Roopom Banerjee, the chief executive of genomic research tool maker RainDance Technologies, is aware of the criticisms facing genomics. “There’s been a lot of talk recently about how productive has the Human Genome Project really been in terms of delivering on the promise of personalized medicine,” he says.
RainDance is helping scientists conquer part of this major challenge and question in disease research: Now that we’re able to map our DNA quickly and cheaply, how do we use these vast stockpiles of genomic data to actually improve our health? The company bridges part of this gap by giving researchers the tools to rapidly perform experiments of specific genes, helping them figure out how those genes affect a variety of diseases. This could expedite the development of treatments and diagnostics personalized to individuals’ specific genetic makeup.
The Lexington, MA-based company launched its first commercial product—a system that can conduct thousands of DNA experiments every second, contained in ultra-tiny fluid droplets—in April 2009. And it’s already found an audience for the system, called the “RDT 1000,” at major research hubs such as Memorial Sloan-Kettering Cancer Center and The Rockefeller University as well as at big drug companies like Paris-based Sanofi-Aventis.
RainDance’s micro-droplet technology is helping researchers at these institutions do what is known as targeted genetic sequencing, which involves studying specific genes within the vast genome to better understand specific illnesses such as cancer, rare diseases, autoimmune disorders, and other ailments. It’s also making these studies—which amplify specified genes using a tried and true technology known as polymerase chain reaction, or PCR—faster and cheaper than previous processes by orders of magnitude.
“In the space that a customer would traditionally do one or 96 samples of PCR, we do between one and two million,” Banerjee says, “and we do it for about one-tenth of the cost.”
Founded in 2004, RainDance has been one of the stars of the research-tools industry in recent years in part because of its scientific pedigree. Jonathan Rothberg, the company’s co-founder and chairman, is a key figure in genomics. He founded and invented the technology behind the DNA sequencing system provider 454, which the Swiss healthcare products giant Roche bought in 2007 for more than $150 million. Also, RainDance has a trio of Nobel laureates—Jean-Marie Lehn, Aaron Klug, and Richard Roberts—serving as scientific advisors.
The firm’s main financial backers include Acadia Woods Partners of New York, Palo Alto, CA-based Alloy Ventures, and Mohr Davidow Ventures (a Menlo Park, CA, venture firm that has made habit of investing in firms involved in personalized medicine). RainDance doesn’t disclose how much money it has raised from investors, but Banerjee says that the total is in the tens of millions of dollars.
Banerjee, whose appointment as CEO was revealed in February, is the latest lead player to be added to RainDance’s roster. It was a personnel move that surprised some industry watchers because Banerjee, who says he spent the first half of his career in research and the other in finance, came to his current job without the typical operational experience. But Banerjee spent the last nine or ten months of his previous job as director of healthcare investment banking at Boston-based Leerink Swann working as a strategic advisor to RainDance, he says. Banerjee says he proved his expertise in the genomic research tools sector and grew close to then company CEO Christopher McNary, who eventually recruited Banerjee to take his job. When Banerjee took over as CEO, McNary stepped into the role of chief commercial officer.
Still, I asked Banerjee why he thinks he was recruited for his job.

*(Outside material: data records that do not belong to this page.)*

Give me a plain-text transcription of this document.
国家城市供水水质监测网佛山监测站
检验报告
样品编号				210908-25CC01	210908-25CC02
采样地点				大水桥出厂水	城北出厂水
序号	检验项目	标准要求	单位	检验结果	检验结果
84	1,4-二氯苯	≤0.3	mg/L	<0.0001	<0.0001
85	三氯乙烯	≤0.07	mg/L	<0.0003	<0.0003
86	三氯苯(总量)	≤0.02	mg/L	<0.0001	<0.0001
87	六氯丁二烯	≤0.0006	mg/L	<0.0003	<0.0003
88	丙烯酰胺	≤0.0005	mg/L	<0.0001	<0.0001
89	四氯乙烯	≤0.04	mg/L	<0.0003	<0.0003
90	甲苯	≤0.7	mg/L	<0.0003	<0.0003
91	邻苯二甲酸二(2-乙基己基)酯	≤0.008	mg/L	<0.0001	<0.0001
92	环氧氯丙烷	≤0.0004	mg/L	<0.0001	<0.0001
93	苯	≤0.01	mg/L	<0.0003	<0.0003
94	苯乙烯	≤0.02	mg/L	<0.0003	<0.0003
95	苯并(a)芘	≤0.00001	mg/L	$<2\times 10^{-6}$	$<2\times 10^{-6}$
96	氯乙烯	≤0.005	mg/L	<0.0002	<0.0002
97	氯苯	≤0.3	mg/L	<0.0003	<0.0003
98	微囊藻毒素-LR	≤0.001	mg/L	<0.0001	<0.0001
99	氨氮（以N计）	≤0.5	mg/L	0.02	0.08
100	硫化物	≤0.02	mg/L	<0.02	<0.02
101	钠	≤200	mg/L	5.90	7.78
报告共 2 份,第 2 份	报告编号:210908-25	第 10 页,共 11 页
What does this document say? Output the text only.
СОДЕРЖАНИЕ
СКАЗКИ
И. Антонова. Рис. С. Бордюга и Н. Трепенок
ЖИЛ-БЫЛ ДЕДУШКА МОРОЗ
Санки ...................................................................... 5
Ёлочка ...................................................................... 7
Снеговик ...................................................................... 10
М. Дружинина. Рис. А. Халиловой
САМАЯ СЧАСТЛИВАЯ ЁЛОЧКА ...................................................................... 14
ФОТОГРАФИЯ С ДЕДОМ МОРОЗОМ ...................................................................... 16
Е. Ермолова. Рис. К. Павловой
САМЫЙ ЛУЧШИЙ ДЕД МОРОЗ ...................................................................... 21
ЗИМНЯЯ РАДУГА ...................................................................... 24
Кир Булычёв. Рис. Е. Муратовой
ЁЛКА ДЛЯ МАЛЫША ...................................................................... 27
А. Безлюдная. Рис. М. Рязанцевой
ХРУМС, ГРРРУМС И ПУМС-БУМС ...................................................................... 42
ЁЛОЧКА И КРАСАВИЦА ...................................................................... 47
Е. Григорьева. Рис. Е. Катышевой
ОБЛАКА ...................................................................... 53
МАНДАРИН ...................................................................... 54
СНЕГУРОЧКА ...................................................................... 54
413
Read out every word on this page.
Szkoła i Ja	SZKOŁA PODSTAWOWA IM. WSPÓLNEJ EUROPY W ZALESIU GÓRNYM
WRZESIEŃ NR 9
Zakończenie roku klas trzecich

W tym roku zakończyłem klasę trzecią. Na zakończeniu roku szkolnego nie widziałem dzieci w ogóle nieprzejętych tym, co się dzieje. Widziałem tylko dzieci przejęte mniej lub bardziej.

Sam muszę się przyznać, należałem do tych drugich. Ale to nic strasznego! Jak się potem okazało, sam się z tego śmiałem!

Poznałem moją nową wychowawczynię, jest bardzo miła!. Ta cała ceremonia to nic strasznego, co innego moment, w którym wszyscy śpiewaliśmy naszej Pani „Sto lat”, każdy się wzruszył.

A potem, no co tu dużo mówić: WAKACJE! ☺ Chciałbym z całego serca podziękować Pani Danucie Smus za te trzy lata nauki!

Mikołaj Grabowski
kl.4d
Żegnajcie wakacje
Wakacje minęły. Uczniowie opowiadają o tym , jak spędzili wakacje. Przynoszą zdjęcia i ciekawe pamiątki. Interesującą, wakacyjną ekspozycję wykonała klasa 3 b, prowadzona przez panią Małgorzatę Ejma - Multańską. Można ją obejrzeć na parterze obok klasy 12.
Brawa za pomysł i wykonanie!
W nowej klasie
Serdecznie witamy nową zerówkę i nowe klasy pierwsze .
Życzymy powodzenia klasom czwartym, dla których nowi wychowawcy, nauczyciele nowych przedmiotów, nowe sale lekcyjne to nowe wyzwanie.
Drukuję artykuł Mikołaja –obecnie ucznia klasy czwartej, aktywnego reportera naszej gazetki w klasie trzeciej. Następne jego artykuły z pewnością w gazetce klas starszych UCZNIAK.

“Having taken a number of companies public and having sold a number of companies in this sector,” Banerjee says, “I think the board felt that I’d be able to craft a longer-term vision both in terms of the innovation strategy and to engineer the right kind of exit for the company.”
For sure, Banerjee has lots of Wall Street and industry connections from his Leerink days that could pay dividends for RainDance, particularly in an initial public offering or a M&A deal with a larger outfit in the research tools sector. Yet for now, the CEO says, his goal is to build the 70-person firm into a large company.
It’s difficult to track the firm’s growth, since RainDance is privately held and doesn’t disclose financial data of any kind, really. Banerjee says the company had “one of the faster sales launches” in the industry last year. Thus far in 2010, the firm has exceeded sales from last year, and the CEO says he expects to have more than double the number of sales this year than in 2009. With sales organizations already in the U.S. and Europe, he says, the firm is now in the process of launching sales in Asia.
To the extent RainDance can help finally deliver on the promise of personalized medicine, the company has the potential to be very successful.